Essa tranquilidade aparente poderia estar sustentada na redução da intensidade do uso do petróleo na produção global em relação a décadas anteriores e na crença de que a capacidade excedente restante, embora limitada, poderia cobrir parcialmente o déficit gerado por uma interrupção temporária do fornecimento iraniano e iraquiano.
Riscos de complacência nos mercados
No entanto, a estabilidade atual poderia estar ignorando fatores críticos. Uma interrupção sustentada do fornecimento oriundo do Oriente Médio seria dificilmente gerenciável sem gerar tensões significativas nos preços do petróleo, dada a limitada capacidade excedente real da OPEP+Rússia em um cenário de conflito prolongado.

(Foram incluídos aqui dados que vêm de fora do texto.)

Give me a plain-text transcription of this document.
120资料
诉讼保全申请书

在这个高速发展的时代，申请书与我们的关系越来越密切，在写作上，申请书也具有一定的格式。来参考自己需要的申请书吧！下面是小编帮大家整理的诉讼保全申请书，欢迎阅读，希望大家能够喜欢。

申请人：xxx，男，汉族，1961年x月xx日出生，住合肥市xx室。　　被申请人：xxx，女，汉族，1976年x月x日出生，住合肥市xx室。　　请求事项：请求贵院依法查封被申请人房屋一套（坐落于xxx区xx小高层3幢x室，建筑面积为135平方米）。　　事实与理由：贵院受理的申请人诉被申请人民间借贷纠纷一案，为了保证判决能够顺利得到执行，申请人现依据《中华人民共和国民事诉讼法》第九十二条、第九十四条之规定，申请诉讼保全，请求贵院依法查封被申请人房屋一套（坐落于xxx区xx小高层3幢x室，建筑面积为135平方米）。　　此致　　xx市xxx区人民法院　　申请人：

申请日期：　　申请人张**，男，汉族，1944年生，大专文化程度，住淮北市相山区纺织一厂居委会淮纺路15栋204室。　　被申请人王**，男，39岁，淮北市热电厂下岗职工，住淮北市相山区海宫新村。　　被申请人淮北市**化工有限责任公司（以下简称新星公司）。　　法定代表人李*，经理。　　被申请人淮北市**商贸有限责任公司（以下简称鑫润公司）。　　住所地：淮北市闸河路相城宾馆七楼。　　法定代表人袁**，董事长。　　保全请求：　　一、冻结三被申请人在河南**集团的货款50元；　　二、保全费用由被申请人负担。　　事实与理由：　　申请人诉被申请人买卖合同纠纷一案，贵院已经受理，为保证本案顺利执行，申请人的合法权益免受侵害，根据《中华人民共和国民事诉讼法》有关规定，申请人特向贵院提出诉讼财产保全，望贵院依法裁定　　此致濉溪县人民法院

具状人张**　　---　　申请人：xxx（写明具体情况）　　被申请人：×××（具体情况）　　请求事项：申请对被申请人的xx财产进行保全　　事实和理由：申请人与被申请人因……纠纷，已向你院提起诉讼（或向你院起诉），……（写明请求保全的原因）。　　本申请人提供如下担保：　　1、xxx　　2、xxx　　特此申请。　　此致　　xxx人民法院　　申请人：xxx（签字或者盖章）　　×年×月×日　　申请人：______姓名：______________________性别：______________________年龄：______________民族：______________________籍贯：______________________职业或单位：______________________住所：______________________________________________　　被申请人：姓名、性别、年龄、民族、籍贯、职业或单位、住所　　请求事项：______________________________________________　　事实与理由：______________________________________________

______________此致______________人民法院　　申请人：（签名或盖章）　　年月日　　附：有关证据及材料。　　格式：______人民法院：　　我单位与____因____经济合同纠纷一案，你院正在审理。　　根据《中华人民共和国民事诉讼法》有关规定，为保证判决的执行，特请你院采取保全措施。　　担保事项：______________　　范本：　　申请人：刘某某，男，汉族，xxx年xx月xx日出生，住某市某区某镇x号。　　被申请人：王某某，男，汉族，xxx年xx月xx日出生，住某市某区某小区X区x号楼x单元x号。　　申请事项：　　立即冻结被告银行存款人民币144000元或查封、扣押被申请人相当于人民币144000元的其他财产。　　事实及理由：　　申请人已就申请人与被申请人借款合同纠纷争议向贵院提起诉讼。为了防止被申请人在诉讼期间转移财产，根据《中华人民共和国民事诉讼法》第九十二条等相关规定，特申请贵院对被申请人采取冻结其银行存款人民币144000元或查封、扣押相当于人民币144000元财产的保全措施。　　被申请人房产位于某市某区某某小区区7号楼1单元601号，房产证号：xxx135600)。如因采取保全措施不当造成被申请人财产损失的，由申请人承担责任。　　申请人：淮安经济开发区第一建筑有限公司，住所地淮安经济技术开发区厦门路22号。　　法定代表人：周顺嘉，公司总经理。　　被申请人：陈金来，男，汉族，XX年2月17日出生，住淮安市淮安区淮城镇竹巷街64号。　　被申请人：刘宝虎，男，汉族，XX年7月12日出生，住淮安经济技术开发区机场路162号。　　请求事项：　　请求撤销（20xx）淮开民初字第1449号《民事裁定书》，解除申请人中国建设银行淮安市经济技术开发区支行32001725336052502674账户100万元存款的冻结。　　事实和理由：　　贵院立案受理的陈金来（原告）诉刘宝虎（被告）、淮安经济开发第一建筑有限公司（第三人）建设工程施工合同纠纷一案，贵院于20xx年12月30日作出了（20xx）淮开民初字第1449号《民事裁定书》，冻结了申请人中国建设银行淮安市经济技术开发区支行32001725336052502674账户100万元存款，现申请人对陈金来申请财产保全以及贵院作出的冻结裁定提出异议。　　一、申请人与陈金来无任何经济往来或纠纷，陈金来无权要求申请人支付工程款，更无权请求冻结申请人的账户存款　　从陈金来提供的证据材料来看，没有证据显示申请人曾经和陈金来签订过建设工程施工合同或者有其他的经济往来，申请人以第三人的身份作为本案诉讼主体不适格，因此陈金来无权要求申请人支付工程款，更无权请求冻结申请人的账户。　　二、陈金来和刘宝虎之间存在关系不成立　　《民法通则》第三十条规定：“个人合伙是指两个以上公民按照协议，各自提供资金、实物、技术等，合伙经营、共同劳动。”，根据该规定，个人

Além disso, uma escalada real poderia gerar efeitos de segunda ordem importantes, como pressões inflacionárias significativas que obrigariam os bancos centrais a manter políticas monetárias restritivas por mais tempo, desacelerando ainda mais a economia global.
Conclusão e perspectiva
O conflito entre Israel e Irã tem o potencial de desencadear um choque econômico global significativo, cujo impacto exato dependerá em grande medida da duração e profundidade do conflito, assim como da capacidade de resposta dos atores-chave no mercado energético internacional.
A incerteza prevalecente exige um acompanhamento muito próximo dos acontecimentos no Oriente Médio. A complacência observada até agora nos mercados poderia ser rapidamente revertida em caso de uma escalada adicional, colocando novamente em evidência a importância crítica da região para a estabilidade econômica global.
Para os investidores, manter posições defensivas e diversificadas, especialmente com ativos de refúgio, poderia ser uma estratégia prudente enquanto se esclarece a evolução do conflito e suas implicações geopolíticas e econômicas.
Neste contexto, o ouro é um ativo interessante. Apesar de seu excelente desempenho desde 2023, nosso modelo de avaliação mostra um ligeiro desvio sobre seu preço teórico.
Desde o início da guerra entre Rússia e Ucrânia em 2023, o ouro se tornou um ativo estratégico. Desde então, países como Rússia, Turquia, Índia ou China aumentaram a posse de ouro em suas reservas, diversificando em relação ao dólar norte-americano.
O percentual das reservas internacionais investidas em ouro passou de 20% para 24% e continua subindo. O espaço para que essa seja uma fonte estrutural de demanda é evidente se considerarmos as diferenças de posicionamento por país. A China tem investido apenas 7% do total de seus depósitos de moeda estrangeira, de modo que as compras de ouro por parte desse país podem atuar como suporte a seu preço. Além disso, é preciso levar em conta que aproximadamente 60% da demanda do metal precioso provém de bancos centrais e investimentos financeiros, e que o apetite dos primeiros por essa matéria-prima é bastante insensível a suas flutuações de preço porque não perseguem um rendimento econômico.